Bob Hauptfuhrer spent 31 years with Sun before leaving to start Oryx. A native of Philadelphia, he has a B.A. in public affairs from Princeton and an M.B.A. from Harvard. Married with three children, Hauptfuhrer likes to ski and travel for pleasure-you never know when you’re going to spot an oryx.

-Peter Lacey



After transforming a $500 Ypsilanti, Mich. pizza stand into a $2.3 billion global concern, Tom Monaghan, the 52-year-old helmsman of Domino’s Pizza, is giving part of the wheel to his first mate. “We’ve got a lot of momentum going,” explains Monaghan. “I need someone to spend more time on the day-to-day matters.”

While Monaghan is still CEO, he has given the title of president to company veteran David Black. This comes

at a time when Pepsico subsidiary Pizza Hut, the market leader and Domino’s main competitor, is stepping up its own delivery service-the key to Domino’s 200 percent increase in revenues since 1980.

Domino’s has responded by introducing deep-dish pizza to its menu, an item that Pizza Hut has been serving since 1981. Today, it is the preferred pie of half the pizza-eating public, but its added 1.5 minutes baking time strains Monaghan’s streamlined operation, which has allowed for the famous Domino’s promise-home delivery in 30 minutes or less, or it’s free. “It’s pretty scary,” says Monaghan. “This is the first time we’ve added something new to our menu in 29 years.”

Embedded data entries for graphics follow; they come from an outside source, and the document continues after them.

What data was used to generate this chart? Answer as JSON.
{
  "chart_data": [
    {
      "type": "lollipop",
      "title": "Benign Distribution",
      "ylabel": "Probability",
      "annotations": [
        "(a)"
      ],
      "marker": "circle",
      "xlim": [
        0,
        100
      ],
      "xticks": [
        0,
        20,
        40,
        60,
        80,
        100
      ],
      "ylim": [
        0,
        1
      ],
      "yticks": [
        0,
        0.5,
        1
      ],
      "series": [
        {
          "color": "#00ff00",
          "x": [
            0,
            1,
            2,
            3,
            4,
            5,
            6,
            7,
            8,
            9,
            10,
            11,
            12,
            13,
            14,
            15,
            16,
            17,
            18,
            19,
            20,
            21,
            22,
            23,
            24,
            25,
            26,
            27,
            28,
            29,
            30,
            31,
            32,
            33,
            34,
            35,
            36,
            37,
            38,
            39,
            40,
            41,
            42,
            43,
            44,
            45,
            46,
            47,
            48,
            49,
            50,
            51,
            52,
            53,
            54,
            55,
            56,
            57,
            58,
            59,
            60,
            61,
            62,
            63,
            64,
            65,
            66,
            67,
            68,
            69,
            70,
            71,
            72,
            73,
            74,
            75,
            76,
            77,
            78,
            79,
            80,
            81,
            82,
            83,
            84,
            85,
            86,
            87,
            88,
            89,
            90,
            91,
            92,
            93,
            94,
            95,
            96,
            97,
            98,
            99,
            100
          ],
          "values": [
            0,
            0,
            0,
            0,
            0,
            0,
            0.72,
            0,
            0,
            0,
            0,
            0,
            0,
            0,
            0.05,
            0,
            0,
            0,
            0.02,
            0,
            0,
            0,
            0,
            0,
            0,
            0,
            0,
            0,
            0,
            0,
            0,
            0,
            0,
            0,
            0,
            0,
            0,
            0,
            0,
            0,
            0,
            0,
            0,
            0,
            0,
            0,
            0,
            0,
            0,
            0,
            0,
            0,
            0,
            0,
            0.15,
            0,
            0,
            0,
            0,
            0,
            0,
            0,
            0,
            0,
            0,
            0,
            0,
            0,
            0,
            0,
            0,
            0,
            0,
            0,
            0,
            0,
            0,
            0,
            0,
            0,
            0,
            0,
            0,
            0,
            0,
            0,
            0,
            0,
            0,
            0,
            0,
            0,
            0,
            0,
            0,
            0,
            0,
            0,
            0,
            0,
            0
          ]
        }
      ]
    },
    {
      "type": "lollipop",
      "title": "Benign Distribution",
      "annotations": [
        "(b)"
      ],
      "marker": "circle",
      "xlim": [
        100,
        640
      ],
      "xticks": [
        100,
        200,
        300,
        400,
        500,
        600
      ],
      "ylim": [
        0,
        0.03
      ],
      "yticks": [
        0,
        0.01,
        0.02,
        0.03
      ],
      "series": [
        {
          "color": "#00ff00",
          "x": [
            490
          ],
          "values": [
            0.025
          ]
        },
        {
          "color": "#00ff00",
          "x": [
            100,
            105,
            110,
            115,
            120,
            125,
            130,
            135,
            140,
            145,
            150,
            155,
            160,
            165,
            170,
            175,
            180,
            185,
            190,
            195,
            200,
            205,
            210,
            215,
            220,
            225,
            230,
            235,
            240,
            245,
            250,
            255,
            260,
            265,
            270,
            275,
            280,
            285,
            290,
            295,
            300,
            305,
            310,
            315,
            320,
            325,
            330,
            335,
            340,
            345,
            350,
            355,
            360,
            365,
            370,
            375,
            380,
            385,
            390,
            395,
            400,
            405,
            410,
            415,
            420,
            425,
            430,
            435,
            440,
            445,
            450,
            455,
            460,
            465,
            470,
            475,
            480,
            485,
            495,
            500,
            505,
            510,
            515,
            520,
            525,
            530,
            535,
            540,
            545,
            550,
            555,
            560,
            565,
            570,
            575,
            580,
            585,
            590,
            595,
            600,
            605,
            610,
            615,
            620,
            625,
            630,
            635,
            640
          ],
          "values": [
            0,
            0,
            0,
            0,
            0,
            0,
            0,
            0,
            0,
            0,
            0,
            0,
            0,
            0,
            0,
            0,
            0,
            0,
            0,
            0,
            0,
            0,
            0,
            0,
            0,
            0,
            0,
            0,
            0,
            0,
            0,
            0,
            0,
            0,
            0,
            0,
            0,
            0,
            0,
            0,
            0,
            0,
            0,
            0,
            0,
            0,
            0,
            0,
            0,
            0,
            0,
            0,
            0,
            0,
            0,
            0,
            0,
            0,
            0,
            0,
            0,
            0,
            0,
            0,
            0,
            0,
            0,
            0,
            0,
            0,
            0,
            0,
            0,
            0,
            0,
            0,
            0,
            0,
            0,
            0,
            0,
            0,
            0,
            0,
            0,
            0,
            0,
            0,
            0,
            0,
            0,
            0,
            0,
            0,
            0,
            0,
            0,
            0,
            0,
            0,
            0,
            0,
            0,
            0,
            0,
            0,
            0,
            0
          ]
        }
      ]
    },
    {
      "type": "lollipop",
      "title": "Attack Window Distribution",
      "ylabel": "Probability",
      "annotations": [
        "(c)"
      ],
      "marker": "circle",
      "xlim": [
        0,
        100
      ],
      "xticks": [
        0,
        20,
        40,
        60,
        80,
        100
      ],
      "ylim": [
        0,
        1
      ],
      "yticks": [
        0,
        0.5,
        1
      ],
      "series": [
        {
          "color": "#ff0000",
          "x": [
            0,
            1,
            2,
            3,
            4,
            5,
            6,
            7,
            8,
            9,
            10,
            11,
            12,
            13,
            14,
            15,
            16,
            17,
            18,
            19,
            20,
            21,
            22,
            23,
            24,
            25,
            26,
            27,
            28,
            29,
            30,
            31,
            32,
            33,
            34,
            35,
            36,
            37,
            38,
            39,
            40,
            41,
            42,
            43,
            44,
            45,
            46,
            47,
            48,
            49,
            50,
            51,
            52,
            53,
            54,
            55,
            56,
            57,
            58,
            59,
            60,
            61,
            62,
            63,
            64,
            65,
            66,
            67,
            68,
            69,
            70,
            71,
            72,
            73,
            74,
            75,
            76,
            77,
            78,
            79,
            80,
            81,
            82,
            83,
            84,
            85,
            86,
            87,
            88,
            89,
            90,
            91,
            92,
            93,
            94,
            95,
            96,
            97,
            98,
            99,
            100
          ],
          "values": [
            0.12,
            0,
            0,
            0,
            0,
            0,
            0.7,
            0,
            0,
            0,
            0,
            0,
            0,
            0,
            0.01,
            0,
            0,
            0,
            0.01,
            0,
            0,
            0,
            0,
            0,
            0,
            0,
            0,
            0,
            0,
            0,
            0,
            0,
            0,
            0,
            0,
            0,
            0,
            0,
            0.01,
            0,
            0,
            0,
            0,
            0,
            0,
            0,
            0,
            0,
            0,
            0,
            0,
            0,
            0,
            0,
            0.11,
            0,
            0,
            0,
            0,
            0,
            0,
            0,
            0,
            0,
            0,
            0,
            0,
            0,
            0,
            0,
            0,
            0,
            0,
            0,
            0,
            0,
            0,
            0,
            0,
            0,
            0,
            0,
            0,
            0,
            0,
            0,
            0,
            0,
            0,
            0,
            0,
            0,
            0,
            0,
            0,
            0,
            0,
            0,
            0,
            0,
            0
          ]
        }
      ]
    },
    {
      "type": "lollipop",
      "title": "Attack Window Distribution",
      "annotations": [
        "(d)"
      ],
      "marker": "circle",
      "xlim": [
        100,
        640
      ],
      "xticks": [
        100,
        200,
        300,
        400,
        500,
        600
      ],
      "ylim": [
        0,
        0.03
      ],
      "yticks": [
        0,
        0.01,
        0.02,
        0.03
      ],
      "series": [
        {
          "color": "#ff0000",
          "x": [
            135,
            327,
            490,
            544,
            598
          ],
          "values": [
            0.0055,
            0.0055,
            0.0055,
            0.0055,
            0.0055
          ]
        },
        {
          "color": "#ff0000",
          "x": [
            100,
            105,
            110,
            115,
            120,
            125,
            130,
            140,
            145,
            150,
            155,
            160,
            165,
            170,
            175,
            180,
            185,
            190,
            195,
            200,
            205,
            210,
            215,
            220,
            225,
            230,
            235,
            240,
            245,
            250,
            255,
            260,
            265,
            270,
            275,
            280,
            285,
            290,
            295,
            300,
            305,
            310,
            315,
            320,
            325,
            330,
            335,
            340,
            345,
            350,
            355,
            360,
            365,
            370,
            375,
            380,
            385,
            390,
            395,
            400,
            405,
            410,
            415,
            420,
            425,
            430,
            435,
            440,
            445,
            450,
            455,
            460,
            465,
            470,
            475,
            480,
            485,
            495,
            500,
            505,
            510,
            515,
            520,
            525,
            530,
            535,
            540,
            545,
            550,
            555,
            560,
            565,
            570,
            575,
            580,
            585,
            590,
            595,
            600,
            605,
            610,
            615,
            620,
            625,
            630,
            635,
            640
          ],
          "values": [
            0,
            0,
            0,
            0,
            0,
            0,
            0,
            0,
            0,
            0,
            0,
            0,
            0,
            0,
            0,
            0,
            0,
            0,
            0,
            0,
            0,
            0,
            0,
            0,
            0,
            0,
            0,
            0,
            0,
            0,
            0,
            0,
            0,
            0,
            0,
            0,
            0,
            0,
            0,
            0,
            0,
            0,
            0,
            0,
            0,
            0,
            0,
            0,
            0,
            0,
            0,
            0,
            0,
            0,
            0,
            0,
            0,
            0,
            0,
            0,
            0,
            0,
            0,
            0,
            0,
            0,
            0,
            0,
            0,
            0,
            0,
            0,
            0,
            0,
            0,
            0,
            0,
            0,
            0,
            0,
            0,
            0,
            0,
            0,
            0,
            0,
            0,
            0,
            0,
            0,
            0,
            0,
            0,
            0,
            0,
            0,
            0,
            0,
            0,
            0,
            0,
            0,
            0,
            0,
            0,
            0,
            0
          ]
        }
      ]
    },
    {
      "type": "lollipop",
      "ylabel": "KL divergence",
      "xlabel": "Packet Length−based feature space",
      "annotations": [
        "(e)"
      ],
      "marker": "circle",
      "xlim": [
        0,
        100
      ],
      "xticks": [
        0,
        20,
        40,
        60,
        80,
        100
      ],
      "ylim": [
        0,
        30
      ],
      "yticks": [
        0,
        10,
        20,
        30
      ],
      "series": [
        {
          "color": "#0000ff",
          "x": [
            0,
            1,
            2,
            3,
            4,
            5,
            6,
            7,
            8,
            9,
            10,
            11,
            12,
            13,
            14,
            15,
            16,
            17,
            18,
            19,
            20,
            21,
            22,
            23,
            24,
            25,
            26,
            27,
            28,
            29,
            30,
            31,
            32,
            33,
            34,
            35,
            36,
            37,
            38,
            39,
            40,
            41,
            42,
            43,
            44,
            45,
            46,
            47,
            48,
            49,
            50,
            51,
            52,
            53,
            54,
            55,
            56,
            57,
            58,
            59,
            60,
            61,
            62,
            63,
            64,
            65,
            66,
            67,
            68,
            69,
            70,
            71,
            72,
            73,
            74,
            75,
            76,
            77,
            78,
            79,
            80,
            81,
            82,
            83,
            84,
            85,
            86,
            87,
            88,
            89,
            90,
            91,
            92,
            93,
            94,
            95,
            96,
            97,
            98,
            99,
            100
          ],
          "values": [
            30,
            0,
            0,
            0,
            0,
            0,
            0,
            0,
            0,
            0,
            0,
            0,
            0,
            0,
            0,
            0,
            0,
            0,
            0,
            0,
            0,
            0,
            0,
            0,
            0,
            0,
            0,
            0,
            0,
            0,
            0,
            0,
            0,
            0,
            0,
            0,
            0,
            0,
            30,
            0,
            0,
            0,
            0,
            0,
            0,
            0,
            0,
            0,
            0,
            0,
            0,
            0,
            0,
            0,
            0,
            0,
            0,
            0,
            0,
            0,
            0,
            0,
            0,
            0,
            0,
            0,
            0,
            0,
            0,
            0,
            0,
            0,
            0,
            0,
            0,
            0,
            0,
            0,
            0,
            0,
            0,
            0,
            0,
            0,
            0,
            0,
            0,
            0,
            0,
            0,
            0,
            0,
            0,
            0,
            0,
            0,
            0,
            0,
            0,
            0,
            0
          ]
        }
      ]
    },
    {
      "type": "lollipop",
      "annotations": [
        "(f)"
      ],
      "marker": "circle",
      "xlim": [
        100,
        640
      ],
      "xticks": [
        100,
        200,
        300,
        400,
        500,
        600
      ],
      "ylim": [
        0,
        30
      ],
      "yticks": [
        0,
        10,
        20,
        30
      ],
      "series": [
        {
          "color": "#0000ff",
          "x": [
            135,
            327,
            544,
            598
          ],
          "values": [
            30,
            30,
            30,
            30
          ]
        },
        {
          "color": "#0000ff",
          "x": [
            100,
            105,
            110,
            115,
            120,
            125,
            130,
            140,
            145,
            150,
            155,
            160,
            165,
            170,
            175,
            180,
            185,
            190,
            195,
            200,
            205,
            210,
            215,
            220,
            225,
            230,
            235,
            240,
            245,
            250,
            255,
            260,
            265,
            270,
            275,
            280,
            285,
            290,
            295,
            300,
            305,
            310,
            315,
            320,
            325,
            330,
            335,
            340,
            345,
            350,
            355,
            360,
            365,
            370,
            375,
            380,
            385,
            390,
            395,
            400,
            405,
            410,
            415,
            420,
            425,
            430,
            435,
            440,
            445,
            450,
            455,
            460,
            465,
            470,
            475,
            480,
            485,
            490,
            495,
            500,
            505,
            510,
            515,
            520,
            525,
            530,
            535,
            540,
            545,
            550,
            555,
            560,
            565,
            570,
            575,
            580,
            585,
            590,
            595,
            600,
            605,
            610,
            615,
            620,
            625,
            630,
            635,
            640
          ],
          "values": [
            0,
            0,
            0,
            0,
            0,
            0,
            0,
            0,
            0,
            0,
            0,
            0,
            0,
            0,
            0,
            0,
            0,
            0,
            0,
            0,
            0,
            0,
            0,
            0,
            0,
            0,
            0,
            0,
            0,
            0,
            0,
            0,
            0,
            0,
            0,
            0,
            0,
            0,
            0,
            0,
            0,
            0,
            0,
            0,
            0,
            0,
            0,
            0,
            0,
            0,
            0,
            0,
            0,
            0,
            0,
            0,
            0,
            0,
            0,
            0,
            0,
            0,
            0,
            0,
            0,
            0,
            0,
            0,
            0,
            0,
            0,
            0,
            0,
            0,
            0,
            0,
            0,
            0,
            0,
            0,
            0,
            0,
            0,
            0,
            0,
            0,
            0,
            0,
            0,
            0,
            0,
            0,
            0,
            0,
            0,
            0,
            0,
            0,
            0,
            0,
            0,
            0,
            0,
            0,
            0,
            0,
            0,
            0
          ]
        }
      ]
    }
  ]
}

Still, with 5,000 franchises in all 50 states and 16 foreign countries, Monaghan can afford to delegate some of the daily concerns. “I still want to be active,” he asserts. “But I’ll be working on more long-range projects.” Monaghan, who owns the Detroit Tigers, is also a frustrated architect. His sprawling Ann Arbor, Mich. headquarters centers around a $120 million office complex that incorporates design concepts of the late Frank Lloyd Wright.

The CEO also hopes to spend more time with his four daughters and his wife, whose affections Monaghan first won by delivering to her a heart-shaped pizza.

Should Domino’s menu addition fail despite such expertise, Monaghan’s worries are limited. “If it doesn’t work, we’ll drop it,” he says. “That’s the nice thing about being a private company.”